My favorite preceptor makes mistakes. She’s an ob-gyn in a rural area, where a lot of her patients have made mistakes too. There’s the woman on methadone maintenance who keeps miscarrying, who worries that the pain pills she abused through her adolescence have made her body too beleaguered to bear a child. And the woman who came to the hospital after a meth binge made her bleed so much she thought she’d lost the pregnancy. My preceptor’s mistakes aren’t on the same plane as those of her patients, but she owns them just as ardently as they own theirs. “I don’t know,” she says frequently, “I’ll need to look that up. I misspoke, I was wrong, I’m sorry.”
I have a different preceptor who is flawless. When a patient’s A1C is 7.1, she intensifies their medications to get them to 7. A calcium slightly above normal will get a full parathyroid workup. I don’t think she has ever struggled with the problems her patients experience—alcoholism, smoking, excess weight—and if she has, she would never tell.
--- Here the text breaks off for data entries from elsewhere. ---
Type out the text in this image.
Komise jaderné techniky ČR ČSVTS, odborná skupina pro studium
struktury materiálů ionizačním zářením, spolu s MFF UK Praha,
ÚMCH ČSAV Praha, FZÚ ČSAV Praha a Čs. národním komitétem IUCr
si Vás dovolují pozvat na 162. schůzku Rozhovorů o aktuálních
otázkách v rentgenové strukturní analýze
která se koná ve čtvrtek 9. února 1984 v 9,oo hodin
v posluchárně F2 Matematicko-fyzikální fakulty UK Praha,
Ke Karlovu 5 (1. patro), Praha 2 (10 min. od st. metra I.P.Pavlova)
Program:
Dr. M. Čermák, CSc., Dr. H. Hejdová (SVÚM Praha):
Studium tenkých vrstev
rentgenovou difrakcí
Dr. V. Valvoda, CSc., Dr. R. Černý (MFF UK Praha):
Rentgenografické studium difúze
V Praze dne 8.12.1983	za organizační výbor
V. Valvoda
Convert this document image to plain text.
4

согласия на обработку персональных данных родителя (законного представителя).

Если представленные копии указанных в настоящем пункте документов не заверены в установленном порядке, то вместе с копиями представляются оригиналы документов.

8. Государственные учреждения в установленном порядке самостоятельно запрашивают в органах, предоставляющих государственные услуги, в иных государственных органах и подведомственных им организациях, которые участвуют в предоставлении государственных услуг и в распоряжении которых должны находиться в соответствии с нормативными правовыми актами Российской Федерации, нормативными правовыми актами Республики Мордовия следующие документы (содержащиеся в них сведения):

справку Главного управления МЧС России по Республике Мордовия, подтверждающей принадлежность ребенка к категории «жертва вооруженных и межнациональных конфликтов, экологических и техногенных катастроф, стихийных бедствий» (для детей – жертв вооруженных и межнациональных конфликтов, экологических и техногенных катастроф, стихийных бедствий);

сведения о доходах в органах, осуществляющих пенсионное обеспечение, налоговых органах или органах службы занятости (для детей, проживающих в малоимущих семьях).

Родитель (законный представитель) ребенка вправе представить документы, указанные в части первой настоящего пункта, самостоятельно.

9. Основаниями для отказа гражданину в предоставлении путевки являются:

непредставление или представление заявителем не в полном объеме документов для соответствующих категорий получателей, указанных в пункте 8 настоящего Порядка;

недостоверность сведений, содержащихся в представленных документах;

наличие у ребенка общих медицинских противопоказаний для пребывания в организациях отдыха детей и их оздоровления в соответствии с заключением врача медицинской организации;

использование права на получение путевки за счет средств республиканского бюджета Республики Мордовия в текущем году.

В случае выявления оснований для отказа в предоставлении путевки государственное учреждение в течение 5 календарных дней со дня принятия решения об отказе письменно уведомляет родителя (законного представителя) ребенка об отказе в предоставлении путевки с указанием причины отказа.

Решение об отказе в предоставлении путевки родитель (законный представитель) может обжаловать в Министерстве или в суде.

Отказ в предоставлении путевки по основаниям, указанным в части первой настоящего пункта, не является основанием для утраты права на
I’ve seen professionalism done many different ways, and I’ve been trying to figure out who I want to be when I walk into a patient’s room. On one hand, you have the physician in the billowing white coat, whose healing power rests in part in the confidence patients have in him. On the other, you have a human being who just happens to know more about the human body than you do. Infallibility versus empathy. Perfection versus vulnerability. Sometimes you need to wear the white coat; people need answers, and they want to hear them from someone who knows what they’re talking about. Knock on the door. Shake their hand. Nod empathetically. Don’t tell them that you share their problems—it won’t engender confidence, it’s not the right time, it’s not about you.
But sometimes patients come in and make themselves so vulnerable that it seems unfair not to give anything of your own back to them. In the past week, I’ve had two patients who have made me wonder who I’m supposed to be.
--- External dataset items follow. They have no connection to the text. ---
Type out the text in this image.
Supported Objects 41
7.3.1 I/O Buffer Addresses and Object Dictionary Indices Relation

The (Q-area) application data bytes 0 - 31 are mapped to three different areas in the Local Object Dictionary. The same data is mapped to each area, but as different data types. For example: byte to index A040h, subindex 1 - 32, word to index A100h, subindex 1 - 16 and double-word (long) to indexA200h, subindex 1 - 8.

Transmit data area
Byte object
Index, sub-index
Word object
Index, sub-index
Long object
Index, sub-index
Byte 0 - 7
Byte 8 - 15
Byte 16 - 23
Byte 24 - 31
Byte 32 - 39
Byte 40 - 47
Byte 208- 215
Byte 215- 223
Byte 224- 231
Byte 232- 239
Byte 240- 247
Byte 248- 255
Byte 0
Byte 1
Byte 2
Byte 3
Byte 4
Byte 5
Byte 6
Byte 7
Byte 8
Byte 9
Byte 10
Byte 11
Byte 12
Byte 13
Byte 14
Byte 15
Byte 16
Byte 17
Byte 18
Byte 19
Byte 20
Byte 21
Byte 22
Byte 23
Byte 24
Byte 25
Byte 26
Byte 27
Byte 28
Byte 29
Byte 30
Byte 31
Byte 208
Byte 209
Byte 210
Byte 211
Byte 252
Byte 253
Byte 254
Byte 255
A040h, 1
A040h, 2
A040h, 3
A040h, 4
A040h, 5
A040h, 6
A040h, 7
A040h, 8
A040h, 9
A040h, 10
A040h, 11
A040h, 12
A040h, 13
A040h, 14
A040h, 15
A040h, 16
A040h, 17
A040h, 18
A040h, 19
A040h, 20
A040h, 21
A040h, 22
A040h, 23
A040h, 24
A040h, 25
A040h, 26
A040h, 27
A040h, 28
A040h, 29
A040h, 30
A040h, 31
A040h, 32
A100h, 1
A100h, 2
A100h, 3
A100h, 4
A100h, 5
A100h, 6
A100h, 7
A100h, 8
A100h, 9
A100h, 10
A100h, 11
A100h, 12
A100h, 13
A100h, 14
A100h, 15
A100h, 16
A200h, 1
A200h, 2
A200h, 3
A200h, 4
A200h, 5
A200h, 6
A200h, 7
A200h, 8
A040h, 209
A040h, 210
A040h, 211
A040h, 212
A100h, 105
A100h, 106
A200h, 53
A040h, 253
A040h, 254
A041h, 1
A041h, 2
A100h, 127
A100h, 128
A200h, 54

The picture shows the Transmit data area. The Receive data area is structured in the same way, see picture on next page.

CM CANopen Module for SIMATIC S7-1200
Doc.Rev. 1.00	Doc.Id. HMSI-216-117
One man came in because he was trying to stop drinking. When I asked why he couldn’t quit, I was blown away by the degree to which he shared. “I drink to help me be around other people. I drink because I can’t handle the anxiety. I’m sorry I can’t quit, I’m sorry I never come in for follow-up. I’m sorry to be taking so much of your time.” When I tried to normalize his feelings, he said no, not everyone is like this, and he told me that I seemed well-adjusted. I didn’t say that I’ve thought those thoughts too, or that I cover my cheeks when I feel the heat rising from them, or that I have to keep myself from overanalyzing every conversation. All I gave him for pouring out 40 years of psychological suffering was the reassurance that he’d be shocked by the burdens people carry, and that I seemed well-adjusted was because I was the one wearing the white coat.
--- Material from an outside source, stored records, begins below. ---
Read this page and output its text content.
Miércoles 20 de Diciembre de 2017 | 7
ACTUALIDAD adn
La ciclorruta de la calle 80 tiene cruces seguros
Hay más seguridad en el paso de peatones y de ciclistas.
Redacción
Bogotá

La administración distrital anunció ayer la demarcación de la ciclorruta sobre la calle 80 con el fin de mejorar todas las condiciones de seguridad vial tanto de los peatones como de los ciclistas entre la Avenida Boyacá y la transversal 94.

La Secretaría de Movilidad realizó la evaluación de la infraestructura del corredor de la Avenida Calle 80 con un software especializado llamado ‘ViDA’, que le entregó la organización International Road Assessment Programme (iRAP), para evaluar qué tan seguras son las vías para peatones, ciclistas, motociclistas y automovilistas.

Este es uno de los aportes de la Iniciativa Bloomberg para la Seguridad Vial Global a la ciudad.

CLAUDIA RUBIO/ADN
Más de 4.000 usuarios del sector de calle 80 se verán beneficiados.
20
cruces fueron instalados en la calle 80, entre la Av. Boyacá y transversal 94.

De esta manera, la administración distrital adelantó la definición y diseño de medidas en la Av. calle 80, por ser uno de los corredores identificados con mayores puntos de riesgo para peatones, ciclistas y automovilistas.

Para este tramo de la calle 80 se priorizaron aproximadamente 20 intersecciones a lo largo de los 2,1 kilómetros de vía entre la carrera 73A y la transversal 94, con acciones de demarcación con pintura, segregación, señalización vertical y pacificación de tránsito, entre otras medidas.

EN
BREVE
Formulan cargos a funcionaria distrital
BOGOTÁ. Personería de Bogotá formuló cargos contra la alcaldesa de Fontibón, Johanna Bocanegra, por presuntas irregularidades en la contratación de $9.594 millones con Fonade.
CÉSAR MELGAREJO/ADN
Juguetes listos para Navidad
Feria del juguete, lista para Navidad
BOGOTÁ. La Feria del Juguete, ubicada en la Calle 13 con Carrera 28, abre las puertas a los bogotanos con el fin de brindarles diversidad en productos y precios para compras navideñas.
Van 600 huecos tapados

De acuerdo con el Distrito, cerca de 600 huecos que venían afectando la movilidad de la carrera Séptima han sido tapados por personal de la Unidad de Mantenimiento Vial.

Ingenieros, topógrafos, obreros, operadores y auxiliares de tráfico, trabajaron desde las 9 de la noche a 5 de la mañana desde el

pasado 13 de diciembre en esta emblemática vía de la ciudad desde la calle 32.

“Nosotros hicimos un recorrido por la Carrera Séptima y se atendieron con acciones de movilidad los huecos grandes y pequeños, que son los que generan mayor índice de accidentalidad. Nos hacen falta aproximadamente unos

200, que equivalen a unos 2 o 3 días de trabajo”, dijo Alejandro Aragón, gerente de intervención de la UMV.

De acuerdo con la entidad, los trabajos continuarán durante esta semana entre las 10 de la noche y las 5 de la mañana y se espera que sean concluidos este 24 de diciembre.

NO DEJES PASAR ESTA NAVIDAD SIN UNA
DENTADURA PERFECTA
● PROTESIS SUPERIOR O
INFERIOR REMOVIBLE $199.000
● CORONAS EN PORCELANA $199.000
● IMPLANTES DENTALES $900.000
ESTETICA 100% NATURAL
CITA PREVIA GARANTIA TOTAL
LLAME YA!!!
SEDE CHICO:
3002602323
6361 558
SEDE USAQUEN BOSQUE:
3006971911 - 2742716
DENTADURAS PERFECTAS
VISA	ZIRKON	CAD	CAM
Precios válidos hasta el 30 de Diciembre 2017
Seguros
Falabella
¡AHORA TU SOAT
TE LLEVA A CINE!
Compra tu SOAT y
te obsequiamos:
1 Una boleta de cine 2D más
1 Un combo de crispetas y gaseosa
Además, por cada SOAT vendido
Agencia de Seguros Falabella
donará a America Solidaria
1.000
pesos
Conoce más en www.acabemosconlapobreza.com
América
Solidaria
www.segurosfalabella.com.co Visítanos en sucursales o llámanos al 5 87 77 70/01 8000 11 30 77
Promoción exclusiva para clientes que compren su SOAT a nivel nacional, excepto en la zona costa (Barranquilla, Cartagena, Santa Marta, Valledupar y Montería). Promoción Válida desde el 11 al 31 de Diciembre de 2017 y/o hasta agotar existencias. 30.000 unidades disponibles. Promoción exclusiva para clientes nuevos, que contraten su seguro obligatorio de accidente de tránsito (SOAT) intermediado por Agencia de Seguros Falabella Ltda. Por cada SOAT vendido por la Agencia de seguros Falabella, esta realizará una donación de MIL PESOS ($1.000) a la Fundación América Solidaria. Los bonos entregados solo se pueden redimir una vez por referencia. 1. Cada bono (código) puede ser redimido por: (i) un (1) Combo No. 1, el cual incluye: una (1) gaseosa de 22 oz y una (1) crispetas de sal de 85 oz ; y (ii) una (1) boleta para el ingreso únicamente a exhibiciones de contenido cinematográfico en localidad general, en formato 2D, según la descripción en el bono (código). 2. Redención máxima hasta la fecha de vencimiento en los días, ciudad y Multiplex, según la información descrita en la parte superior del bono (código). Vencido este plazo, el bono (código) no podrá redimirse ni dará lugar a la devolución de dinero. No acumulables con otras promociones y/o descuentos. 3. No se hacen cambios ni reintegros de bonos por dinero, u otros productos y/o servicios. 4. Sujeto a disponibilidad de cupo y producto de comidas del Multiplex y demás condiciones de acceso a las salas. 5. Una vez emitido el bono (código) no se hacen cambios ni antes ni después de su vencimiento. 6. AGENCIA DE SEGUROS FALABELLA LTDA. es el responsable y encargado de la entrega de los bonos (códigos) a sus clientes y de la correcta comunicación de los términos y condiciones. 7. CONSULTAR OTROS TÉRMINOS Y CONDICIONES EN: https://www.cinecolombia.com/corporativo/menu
But there was another patient where I had to take the white coat off. I’d met her a few times in other clinical settings, where she always looked so put-together, laughing and joking with us. I was surprised to see her in the psychiatrist’s office one afternoon. When she opened up about the eating disorder she’s battled since she was 17, listed all the medications that have failed to quell her self-immolation, described a family that’s too perfect to acknowledge the streak of suicides and anorexia, and admitted that she stops seeing therapists as soon as they delve into the psychological underpinnings of her eating disorder, I didn’t know what to say. So there she sat, holding the pen and intake clipboard tight through our hour-long conversation like some kind of shield against the secrets she shared with self-deprecating laughter and tears. Was it appropriate to let some of my own secrets show? When she wasn’t sure about her antidepressant dosage, was I hogging the limelight by asking what the pill looked like, then acknowledging that I knew the dose because that’s the one I take too?
Both patients left the office looking shaken, as though they hadn’t meant to share their secrets and were trying to figure out how they ended up on the table. I was kicking myself for delving too deep, and expected both to cancel their follow-up appointments. But the woman with eating disorder hugged me when she walked into the office and our conversation started where it had left off—only this time, she didn’t hide behind her clipboard. The man with anxiety had managed to hold off on drinking, but was still too fraught to attend the AA meetings that had helped him in the past. He shook his head when I asked whether he would be open to therapy or medication for anxiety—“I can get through this on my own,” he said. “I can be strong.”
My biggest struggle with my white coat is that it’s supposed to stay unblemished. My coffee stains are scrubbed off, the ink stains doused in bleach. But the stains are still there—so when should I let them show?
Compliance with Ethical Standards
Some details have been changed to protect individuals’ identities, and one character represents a composite of several individuals.